Mark Robinson, England's head coach, has praised the professional manner in which his new-look squad has built towards this summer's Women's World Cup, and believes they are entering the right frame of mind to manage the expectation that will come with being the host nation at cricket's oldest global event.
England will not go into the World Cup as favourites - that is the top-to-bottom message from the squad as they begin the countdown to their opening fixture, against India at Derby on June 24. But, after a year of dramatic upheaval in 2016 that centred around the enforced retirement of Charlotte Edwards, Robinson feels that the squad's ambitions have been recalibrated and their professionalism renewed ahead of what promises to be a defining year.
"There's nothing bigger than a World Cup in England, so I'm feeling that excitement and so are the girls," Robinson told ESPNcricinfo during the launch event at Lord's. "This is one of the reasons why I came to do this job, to take part in the big global events.
"The goal is to get back to being the No.1 country in the world. We're not there yet, but we've made some big strides and big improvements, and this will be a big test to see how far we've come this summer."
Twelve months ago, the challenge awaiting England's women was made abundantly clear as Australia dumped them out of the World T20 with a five-run victory in their semi-final in Delhi. Though the margin may have been tight, the gulf between the teams was not, and in a remarkable post-match press conference that effectively marked the end of Edwards' decade-long reign as captain, Robinson blamed their shortcomings on an inability to run sufficiently quickly between the wickets.
"The fitness should be a non-negotiable," Robinson said. "It shouldn't be an issue that you have to talk about as an England coach, so hopefully we've addressed that. There's still some room to go, and there always will be to a degree, but we've made such a big shift."

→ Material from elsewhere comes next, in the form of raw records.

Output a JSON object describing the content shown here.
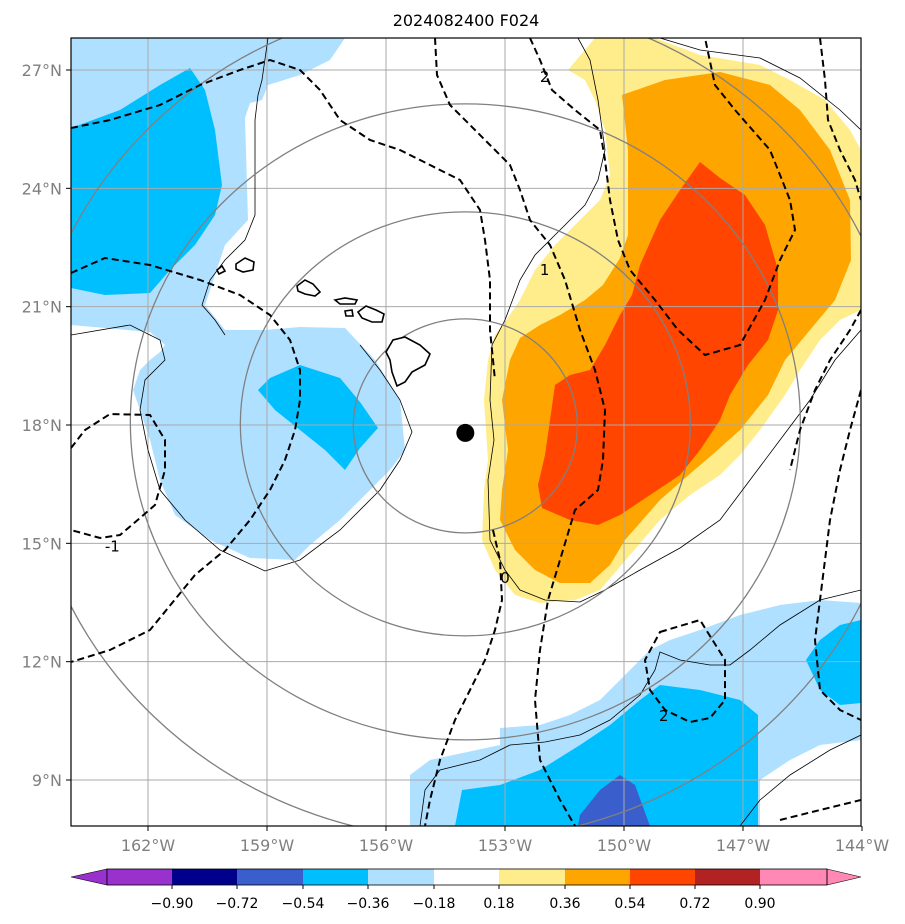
{
  "title": "2024082400 F024",
  "map": {
    "lon_ticks": [
      {
        "lon": -162,
        "label": "162°W"
      },
      {
        "lon": -159,
        "label": "159°W"
      },
      {
        "lon": -156,
        "label": "156°W"
      },
      {
        "lon": -153,
        "label": "153°W"
      },
      {
        "lon": -150,
        "label": "150°W"
      },
      {
        "lon": -147,
        "label": "147°W"
      },
      {
        "lon": -144,
        "label": "144°W"
      }
    ],
    "lat_ticks": [
      {
        "lat": 9,
        "label": "9°N"
      },
      {
        "lat": 12,
        "label": "12°N"
      },
      {
        "lat": 15,
        "label": "15°N"
      },
      {
        "lat": 18,
        "label": "18°N"
      },
      {
        "lat": 21,
        "label": "21°N"
      },
      {
        "lat": 24,
        "label": "24°N"
      },
      {
        "lat": 27,
        "label": "27°N"
      }
    ],
    "center_marker": {
      "lon": -154.0,
      "lat": 17.8
    }
  },
  "contour_labels": [
    {
      "text": "2",
      "lon": -152.0,
      "lat": 26.8
    },
    {
      "text": "1",
      "lon": -152.0,
      "lat": 21.9
    },
    {
      "text": "0",
      "lon": -153.0,
      "lat": 14.1
    },
    {
      "text": "-1",
      "lon": -162.9,
      "lat": 14.9
    },
    {
      "text": "2",
      "lon": -149.0,
      "lat": 10.6
    }
  ],
  "colorbar": {
    "tick_labels": [
      "−0.90",
      "−0.72",
      "−0.54",
      "−0.36",
      "−0.18",
      "0.18",
      "0.36",
      "0.54",
      "0.72",
      "0.90"
    ],
    "colors": [
      "#9932cc",
      "#00008b",
      "#3a5fcd",
      "#00bfff",
      "#b0e0ff",
      "#ffffff",
      "#ffec8b",
      "#ffa500",
      "#ff4500",
      "#b22222",
      "#ff88b4"
    ]
  }
}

Now, with Heather Knight installed as Edwards' replacement as captain, England are unbeaten in four series to date (three in ODIs and one T20) during which time many of the players who could help them challenge once again for major honours have been identified.
At the top of the order, Lauren Winfield and Tammy Beaumont have emerged as a dynamic and record-breaking opening partnership, Nat Sciver has blossomed to become one of the leading allrounders in the world, while Alex Hartley's emerging left-arm spin was a critical factor in a hard-earned 3-2 series win in the Caribbean in October.
"We went to the West Indies for a tough series in incredibly tough conditions and our fitness stood up, so that's all you want as a coach," said Robinson. "We've won, and won in a style that probably hasn't been seen before. We've made some really good progress, all we can do is keeping having attention to detail on the little things and see where it goes. Embrace the expectation, but manage it at the same time. Don't live with any challenges that you might regret down the line."
One of the key moments of England's regeneration came against Pakistan at Worcester in June, during Knight's second match in charge. As if primed to produce a statement of intent, Winfield led the line with a career-best 123, adding a record 235 with Beaumont, before Sciver applied the coup de grace with a remarkable 80 from 33 balls. England finished on 378 for 5, their highest ODI total of all time, and set themselves a template for the season to come.
"It's about trying to let them go, and let them understand they are allowed to make mistakes," Robinson said. "Heather is a young player at 26, her best years are ahead of her, and that is exciting. It's about not thinking of the burden and worrying that 'if I don't get these runs, we've lost'. And that is the case for all of our batting line-up."
Winfield's opportunities had been distinctly limited in the previous regime. In 29 appearances spread over three years, she had mustered a solitary half-century in a T20 at Edgbaston, and played no part in the World T20 after yo-yoing up and down the batting order in both forms of white-ball cricket.
"In the previous era, there was probably talk of the team relying on one or two players and if those players failed then we generally failed," she said. "I don't think there was extra motivation in terms of wanting to perform, but we were hugely excited about the opportunity. Myself and Tammy had been in and out of the team in various different positions at the top and in the middle of the order, and we finally got an opportunity to do the role we'd always wanted to do.
"As a team it was important not just to win, but to really heavily dominate, and we managed to do that. We were convincing and showed the world what we can do.
"We've got the foundations and performances under our belts now that give us confidence and belief that we belong in the arena which, to be honest, when you're in and out a lot, you don't have that. You go in and tell yourself you're confident, but it's a little bit false. Once you've got a few performances under your belt, it's more instilled and the belief is really there."
Winfield epitomises the more hardened professional edge that Robinson has brought to the England regime in the past few months. "Something we are striving towards as a team is being the best possible athletes that we can be," she said. "And if we do that, we've got half a chance of being pretty good cricketers as well.
"A talking point for a number of years has been our fielding," she added. "The game has moved on, and the gaps are not as big between the teams now. If you have ten runs between a win or a loss, then that special catch or that boundary save, or that over where you are up and down for twos, is crucial."